Burroughs seemed to lose interest in writing it, as it ends by saying, in effect, that the protagonists experienced many other adventures before arriving safely home.

He also breaks the fourth wall in the preface by having the author meet with someone who will be the protagonist of the next book and who lives in Tarzana, California.
Profile Image for Deniz Ata.
278 reviews15 followers
July 6, 2024
Pelucidarlı Tanar'ın sahalara girişi ile yolculuğumuz nefes alıyor ve aşk üçgeni beşgeni derken hafif yeşilçam havasına bürünüyor.

Yine vahşi doğa kanunları ensemizde zaten bir medeni forma giremediler .

Bazı kavramların bu evrene bilinçlii sokulmaması ( tanımlanmış birimler) ve sonrasında zihnimde açan tomurcuklar serinin kayda değer unsurlarını öne çıkarıyor .

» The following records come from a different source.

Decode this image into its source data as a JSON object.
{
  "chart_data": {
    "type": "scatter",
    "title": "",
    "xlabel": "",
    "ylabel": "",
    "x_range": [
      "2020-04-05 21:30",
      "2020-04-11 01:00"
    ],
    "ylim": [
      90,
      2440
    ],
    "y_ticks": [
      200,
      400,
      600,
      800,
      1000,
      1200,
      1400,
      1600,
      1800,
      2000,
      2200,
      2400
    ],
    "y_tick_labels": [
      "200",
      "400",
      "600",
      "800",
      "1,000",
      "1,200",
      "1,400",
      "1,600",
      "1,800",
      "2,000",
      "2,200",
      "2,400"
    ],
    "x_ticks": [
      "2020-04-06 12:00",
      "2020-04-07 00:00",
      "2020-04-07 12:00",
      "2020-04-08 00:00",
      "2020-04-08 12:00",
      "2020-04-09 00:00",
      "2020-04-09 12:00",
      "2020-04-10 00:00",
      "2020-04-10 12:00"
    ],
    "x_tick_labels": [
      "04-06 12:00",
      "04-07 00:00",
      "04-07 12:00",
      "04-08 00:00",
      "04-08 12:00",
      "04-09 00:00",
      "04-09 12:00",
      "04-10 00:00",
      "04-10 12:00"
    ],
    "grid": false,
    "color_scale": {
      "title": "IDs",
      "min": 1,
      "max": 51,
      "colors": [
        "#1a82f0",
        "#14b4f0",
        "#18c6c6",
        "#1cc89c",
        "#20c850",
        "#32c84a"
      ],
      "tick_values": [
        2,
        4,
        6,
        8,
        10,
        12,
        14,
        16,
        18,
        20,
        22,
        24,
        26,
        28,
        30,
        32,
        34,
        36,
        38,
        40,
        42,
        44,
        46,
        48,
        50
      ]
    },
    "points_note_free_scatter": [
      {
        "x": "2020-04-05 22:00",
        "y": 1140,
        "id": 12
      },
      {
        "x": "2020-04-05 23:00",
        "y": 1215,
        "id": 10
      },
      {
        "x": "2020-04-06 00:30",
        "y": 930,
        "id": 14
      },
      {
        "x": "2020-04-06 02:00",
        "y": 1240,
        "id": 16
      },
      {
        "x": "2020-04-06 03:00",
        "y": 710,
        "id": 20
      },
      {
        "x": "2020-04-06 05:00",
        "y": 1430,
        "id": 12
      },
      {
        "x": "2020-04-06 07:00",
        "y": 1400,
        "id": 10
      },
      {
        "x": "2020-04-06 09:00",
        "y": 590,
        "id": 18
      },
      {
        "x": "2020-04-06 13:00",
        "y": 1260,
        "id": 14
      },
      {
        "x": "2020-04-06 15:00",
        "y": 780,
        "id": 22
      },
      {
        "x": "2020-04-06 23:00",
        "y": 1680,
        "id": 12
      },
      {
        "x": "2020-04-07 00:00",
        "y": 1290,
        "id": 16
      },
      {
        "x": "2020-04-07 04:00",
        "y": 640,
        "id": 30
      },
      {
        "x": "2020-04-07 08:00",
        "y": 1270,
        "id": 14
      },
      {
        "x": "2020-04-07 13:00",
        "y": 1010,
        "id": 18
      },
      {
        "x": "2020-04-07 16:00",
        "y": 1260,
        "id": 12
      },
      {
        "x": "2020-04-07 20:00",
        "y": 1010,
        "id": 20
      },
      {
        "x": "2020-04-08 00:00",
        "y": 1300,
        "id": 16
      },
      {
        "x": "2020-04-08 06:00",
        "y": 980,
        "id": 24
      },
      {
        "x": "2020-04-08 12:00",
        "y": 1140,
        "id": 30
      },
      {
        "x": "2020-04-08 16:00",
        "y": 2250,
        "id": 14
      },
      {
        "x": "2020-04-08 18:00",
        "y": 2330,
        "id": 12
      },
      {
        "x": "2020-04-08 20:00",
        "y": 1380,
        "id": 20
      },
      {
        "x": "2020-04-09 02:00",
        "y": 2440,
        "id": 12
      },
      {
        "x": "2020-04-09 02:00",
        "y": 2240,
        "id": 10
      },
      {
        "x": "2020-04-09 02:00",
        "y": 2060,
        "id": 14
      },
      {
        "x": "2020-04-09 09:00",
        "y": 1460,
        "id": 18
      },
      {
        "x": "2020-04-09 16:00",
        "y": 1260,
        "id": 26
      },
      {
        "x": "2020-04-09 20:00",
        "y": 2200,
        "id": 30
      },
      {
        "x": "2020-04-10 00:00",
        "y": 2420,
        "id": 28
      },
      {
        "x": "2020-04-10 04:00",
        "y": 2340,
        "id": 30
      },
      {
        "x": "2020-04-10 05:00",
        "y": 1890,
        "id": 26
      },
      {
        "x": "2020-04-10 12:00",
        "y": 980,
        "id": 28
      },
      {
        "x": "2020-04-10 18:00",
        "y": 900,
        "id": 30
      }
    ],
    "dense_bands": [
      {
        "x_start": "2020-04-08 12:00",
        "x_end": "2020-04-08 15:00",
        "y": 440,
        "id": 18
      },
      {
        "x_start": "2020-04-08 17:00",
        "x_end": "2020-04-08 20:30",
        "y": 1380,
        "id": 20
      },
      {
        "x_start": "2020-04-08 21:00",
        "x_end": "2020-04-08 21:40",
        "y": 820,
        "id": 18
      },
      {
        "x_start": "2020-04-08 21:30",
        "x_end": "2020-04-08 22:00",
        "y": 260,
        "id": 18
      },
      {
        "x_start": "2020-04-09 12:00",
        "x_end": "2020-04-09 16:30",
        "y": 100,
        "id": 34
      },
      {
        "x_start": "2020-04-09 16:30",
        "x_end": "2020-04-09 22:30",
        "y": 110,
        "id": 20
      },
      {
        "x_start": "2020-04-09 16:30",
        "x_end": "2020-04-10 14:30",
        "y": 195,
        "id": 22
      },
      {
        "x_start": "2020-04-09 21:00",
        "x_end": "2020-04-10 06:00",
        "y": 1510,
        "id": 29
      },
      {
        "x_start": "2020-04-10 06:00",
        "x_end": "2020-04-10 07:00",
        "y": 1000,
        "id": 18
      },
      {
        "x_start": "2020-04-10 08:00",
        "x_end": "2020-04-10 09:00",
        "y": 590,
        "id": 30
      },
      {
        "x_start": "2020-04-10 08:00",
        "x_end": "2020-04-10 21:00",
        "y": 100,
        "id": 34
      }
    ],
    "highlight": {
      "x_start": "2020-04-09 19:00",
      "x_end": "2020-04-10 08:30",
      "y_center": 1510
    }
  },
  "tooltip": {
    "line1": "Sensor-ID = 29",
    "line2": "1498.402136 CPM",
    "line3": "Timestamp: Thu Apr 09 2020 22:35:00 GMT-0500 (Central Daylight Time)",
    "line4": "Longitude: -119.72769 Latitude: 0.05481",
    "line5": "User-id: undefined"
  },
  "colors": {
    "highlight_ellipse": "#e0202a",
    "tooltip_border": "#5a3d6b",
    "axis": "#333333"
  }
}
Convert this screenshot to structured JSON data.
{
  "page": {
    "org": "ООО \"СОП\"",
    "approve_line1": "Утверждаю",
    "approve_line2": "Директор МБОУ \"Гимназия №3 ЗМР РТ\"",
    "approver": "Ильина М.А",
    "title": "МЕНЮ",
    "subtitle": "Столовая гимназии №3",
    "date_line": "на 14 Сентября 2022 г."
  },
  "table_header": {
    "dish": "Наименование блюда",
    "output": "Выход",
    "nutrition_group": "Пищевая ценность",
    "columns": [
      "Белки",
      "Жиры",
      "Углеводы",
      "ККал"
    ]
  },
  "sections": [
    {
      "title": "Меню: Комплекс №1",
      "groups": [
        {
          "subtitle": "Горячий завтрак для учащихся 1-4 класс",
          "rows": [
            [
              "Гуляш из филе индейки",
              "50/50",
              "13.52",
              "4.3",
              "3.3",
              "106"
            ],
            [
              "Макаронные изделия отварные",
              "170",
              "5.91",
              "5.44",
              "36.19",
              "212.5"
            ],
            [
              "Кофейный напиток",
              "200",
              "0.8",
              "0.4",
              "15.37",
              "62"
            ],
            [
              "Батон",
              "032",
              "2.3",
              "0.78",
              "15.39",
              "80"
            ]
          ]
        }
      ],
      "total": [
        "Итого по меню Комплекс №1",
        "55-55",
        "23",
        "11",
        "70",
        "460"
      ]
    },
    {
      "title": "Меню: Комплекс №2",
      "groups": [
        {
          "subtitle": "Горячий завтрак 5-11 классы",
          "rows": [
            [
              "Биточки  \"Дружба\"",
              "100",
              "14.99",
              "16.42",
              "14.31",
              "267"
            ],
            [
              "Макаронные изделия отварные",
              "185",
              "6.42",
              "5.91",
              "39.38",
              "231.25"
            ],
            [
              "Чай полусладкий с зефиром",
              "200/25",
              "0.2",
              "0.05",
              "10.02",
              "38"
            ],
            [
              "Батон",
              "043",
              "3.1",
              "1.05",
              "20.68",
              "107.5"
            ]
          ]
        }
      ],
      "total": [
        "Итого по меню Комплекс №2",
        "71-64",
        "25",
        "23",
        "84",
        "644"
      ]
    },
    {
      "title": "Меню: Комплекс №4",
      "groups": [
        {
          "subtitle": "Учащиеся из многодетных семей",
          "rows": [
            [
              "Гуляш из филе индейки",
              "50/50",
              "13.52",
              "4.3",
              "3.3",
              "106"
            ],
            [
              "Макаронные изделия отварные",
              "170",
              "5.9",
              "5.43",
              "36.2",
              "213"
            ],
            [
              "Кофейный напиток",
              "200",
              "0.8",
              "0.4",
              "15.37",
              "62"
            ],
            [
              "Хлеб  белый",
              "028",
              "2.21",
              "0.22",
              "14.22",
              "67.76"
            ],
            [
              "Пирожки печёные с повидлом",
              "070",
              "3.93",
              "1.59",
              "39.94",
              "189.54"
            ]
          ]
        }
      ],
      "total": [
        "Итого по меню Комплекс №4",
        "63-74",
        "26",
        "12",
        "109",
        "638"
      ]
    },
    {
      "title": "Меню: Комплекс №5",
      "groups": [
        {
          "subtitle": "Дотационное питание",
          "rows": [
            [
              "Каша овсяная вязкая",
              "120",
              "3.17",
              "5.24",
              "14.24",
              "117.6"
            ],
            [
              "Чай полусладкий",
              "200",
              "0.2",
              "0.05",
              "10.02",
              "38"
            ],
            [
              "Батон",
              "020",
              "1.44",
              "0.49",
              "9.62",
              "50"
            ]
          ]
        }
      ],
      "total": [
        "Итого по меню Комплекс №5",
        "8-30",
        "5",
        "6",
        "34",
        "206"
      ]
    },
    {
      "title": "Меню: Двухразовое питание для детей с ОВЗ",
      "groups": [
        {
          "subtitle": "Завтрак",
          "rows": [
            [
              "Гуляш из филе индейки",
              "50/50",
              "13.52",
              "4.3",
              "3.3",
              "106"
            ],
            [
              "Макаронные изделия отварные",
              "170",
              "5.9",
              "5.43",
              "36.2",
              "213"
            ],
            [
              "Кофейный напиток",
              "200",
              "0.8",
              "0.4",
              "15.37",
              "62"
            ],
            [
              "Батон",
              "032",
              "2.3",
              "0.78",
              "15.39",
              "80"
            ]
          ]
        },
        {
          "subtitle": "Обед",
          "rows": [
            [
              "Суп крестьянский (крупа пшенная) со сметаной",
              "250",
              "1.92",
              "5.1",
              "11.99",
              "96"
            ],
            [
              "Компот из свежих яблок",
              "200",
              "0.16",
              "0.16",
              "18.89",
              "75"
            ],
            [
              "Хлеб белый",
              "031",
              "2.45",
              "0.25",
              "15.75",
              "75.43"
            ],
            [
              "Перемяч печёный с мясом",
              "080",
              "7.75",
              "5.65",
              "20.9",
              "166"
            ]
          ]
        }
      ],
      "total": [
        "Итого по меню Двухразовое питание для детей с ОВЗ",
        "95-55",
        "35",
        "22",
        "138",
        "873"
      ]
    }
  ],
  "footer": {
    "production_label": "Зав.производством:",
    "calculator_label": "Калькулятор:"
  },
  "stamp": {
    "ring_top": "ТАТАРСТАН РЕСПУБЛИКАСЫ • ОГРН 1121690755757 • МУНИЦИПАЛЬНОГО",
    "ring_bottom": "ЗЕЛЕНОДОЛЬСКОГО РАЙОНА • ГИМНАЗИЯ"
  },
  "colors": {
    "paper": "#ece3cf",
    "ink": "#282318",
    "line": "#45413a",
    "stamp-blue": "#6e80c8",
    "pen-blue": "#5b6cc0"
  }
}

Hala beklediğim atak gelmediği için zamanının belkide popstarı olan bu seriye tam puan veremiyorum .
Profile Image for J Byars.
58 reviews
November 12, 2021
Missing most of the magic found in the first two Pellucidar books. This book has us mainly following the POV of Tanar which changes the tone of the story. While there is still a non-stop, rollicking adventure, it lacks the bravado and humor that previous narrative voice, David Innes, brought to the prose. Good not Great.
Profile Image for Marc.
165 reviews5 followers
October 26, 2025
This was pretty difficult to read. How many times does Tanar need to be separated from the girl and then reunited with her to just get separated again. This one was pretty plain to me and somewhat disappointing.
Profile Image for Eric N..
96 reviews
August 26, 2017
Another winner in the hollow earth series. No need to be a Tarzan or John Carter of Mars fan to enjoy these adventures which hold up well after all the decades.